Veterinary medicines can be used in conjunction with organic livestock production, explains Richard, but only for specific cases and following veterinary advice. Rather than administering a blanket dose of wormer, dung samples are sent away for faecal testing. This allows treatment to be restricted to the animals deemed to be carrying a worm burden high enough to pose a threat to their health and welfare.

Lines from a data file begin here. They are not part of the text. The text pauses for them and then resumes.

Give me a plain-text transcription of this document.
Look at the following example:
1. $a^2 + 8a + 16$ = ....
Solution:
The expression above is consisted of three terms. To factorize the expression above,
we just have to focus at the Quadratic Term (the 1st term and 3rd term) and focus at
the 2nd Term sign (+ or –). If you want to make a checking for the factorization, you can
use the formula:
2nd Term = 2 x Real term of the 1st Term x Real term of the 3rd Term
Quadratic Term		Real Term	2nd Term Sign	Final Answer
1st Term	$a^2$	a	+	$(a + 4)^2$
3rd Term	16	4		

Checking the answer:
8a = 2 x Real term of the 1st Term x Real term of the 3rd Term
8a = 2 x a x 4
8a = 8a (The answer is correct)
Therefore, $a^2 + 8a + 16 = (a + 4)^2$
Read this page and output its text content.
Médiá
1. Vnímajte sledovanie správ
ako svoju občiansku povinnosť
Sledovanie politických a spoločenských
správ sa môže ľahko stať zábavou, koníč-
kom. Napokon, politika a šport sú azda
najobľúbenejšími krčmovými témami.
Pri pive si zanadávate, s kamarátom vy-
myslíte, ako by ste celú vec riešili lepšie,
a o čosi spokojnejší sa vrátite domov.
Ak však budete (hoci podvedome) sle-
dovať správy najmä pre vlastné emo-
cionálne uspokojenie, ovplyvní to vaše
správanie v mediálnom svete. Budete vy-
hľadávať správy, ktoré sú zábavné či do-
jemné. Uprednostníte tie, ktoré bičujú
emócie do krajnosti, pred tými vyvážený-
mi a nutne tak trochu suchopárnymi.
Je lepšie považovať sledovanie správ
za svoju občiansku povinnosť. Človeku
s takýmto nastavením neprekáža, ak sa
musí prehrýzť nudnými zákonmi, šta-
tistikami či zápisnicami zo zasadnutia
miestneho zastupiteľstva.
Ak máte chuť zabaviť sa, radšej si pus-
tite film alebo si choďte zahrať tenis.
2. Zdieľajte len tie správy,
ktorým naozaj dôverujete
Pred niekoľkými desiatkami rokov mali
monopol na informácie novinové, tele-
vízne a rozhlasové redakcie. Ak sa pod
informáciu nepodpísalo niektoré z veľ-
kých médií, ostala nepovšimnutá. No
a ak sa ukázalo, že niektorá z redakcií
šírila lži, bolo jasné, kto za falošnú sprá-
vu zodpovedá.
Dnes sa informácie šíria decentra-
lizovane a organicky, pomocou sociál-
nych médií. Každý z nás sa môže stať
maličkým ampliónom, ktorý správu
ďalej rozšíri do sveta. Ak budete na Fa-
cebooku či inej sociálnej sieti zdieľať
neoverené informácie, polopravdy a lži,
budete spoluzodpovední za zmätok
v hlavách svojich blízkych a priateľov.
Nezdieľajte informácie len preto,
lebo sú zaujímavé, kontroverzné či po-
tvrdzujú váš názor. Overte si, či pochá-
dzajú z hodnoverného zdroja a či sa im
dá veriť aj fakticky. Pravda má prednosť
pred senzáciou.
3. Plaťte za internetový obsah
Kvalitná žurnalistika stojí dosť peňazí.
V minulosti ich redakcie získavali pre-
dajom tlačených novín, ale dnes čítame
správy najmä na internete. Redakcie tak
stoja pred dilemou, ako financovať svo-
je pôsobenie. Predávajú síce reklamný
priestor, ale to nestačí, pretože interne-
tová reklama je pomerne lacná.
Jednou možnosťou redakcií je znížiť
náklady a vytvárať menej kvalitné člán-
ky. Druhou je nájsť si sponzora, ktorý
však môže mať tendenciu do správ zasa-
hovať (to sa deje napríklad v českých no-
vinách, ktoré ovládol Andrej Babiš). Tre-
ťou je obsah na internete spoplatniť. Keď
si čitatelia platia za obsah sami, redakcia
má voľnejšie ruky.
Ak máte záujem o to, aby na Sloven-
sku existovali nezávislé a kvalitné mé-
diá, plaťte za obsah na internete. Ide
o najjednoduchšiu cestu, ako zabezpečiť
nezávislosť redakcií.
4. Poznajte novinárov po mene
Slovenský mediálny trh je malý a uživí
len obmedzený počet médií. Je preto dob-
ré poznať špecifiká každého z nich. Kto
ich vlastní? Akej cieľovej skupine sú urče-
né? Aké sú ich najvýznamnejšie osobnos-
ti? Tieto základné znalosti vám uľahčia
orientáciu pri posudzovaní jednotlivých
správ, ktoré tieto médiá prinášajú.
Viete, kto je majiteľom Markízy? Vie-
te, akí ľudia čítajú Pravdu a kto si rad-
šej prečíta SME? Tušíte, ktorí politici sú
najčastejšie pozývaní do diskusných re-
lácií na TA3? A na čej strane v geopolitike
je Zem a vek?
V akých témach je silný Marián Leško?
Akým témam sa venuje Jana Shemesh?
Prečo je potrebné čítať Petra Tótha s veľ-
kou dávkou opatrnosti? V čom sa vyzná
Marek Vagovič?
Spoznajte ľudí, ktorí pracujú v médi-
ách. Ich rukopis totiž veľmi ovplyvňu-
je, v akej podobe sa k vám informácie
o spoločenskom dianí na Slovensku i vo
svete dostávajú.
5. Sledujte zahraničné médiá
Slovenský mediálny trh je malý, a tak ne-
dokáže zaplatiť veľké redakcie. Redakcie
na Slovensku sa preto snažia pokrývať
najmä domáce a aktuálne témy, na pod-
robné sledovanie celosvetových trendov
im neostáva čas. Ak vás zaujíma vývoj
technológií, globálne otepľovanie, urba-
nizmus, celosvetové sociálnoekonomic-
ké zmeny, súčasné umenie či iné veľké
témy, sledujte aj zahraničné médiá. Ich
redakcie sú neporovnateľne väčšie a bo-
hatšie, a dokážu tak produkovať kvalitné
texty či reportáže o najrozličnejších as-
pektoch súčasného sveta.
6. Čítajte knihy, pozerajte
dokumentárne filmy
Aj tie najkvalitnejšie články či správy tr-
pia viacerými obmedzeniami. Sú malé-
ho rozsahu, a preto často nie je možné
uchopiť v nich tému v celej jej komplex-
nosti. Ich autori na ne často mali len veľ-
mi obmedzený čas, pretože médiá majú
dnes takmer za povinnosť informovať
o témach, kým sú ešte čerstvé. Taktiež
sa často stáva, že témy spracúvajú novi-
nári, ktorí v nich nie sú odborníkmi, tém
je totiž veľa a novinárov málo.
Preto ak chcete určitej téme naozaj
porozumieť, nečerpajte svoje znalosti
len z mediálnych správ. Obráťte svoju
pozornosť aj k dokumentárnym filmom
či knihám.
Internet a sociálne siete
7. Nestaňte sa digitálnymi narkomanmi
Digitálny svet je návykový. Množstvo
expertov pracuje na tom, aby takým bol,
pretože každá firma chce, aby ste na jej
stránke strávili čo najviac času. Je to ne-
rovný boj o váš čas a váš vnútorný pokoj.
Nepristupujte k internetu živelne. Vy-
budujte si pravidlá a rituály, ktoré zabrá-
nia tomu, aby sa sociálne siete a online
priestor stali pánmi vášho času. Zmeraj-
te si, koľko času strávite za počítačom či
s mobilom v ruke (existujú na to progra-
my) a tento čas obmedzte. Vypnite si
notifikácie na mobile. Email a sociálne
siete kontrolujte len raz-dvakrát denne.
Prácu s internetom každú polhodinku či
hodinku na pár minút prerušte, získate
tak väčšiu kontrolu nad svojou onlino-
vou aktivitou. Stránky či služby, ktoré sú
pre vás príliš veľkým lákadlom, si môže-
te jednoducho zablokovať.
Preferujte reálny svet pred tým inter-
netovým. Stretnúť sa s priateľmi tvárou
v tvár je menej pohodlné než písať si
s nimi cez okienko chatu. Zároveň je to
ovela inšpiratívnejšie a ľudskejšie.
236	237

The farm grows about 100 acres of organic barley every year, although spring wheat is occasionally used as an alternative. Without the ability to resort to chemicals to tackle plant diseases, the Allisons prefer a spring crop, because it remains in the ground for a shorter period. The barley is fed crimped to the growing cattle, and good use is made of the straw for winter feeding, along with silage.
Two Limousin bulls used in the early days were Uplands Omega and Lumbylaw Salamander. Anthony is particularly interested in pedigree breeding, and as a schoolboy was delighted to be given the Limousin female, Hartside Alexandria, as a Christmas present. Her Uplands Omegasired calf, Scordale Dictator, went on to become overall beef breed champion at Appleby show, and sold for 2,000 guineas at Carlisle.
The Allisons were enthusiastic bidders when Frank Wales dispersed his Limousin herd at Longthwaite Farm, Milburn, Cumbria. Frank had hired Uplands Omega on several occasions, and the chance of buying his female progeny was too good an opportunity to miss.
Other notable bulls include Simbo Danair, bred by Graham Simms of Cheshire. He was purchased following a farm visit, and was already entered for the Royal Show. To the Allison’s delight, Danair took the Junior Breed Championship, which gave them a very proud moment.
Scordale Beefy is a current bull making his mark on the herd. By Goldies Rupert, he is out of Scordale Roulette. Another homebred bull is Scordale Uncanny. Crossdykes Buddha is also expected to be a major influence, and Richard likes his “extreme thickness through the back and loin.” The 2006-born bull by Sarkley Thunderbolt was purchased from James Common of Crossdykes, Lockerbie, for 5,000 guineas.
Limousin cows from the Scordale herd are good doers and often live until well into their teens, says Richard. It is not unusual for a female to produce 10 or more calves during her lifetime, and the excellent conformation of cull cows usually commands a market premium.
Future plans at Muirburn include a gradual increase in cow numbers to 160 head, and a further reduction of the sheep flock. “The sheep market can be very unpredictable. Flock management is labour intensive, and our lambing period clashes with calving. With just the two of us working on the farm, we have to try and arrange the business around an even workload, where possible,” says Richard.
“We feel optimistic about the future. We are always endeavouring to improve our cattle, and the Limousin has given us a head start. All in all, we don’t think the breed will ever be beaten, which is why it has so many loyal followers.”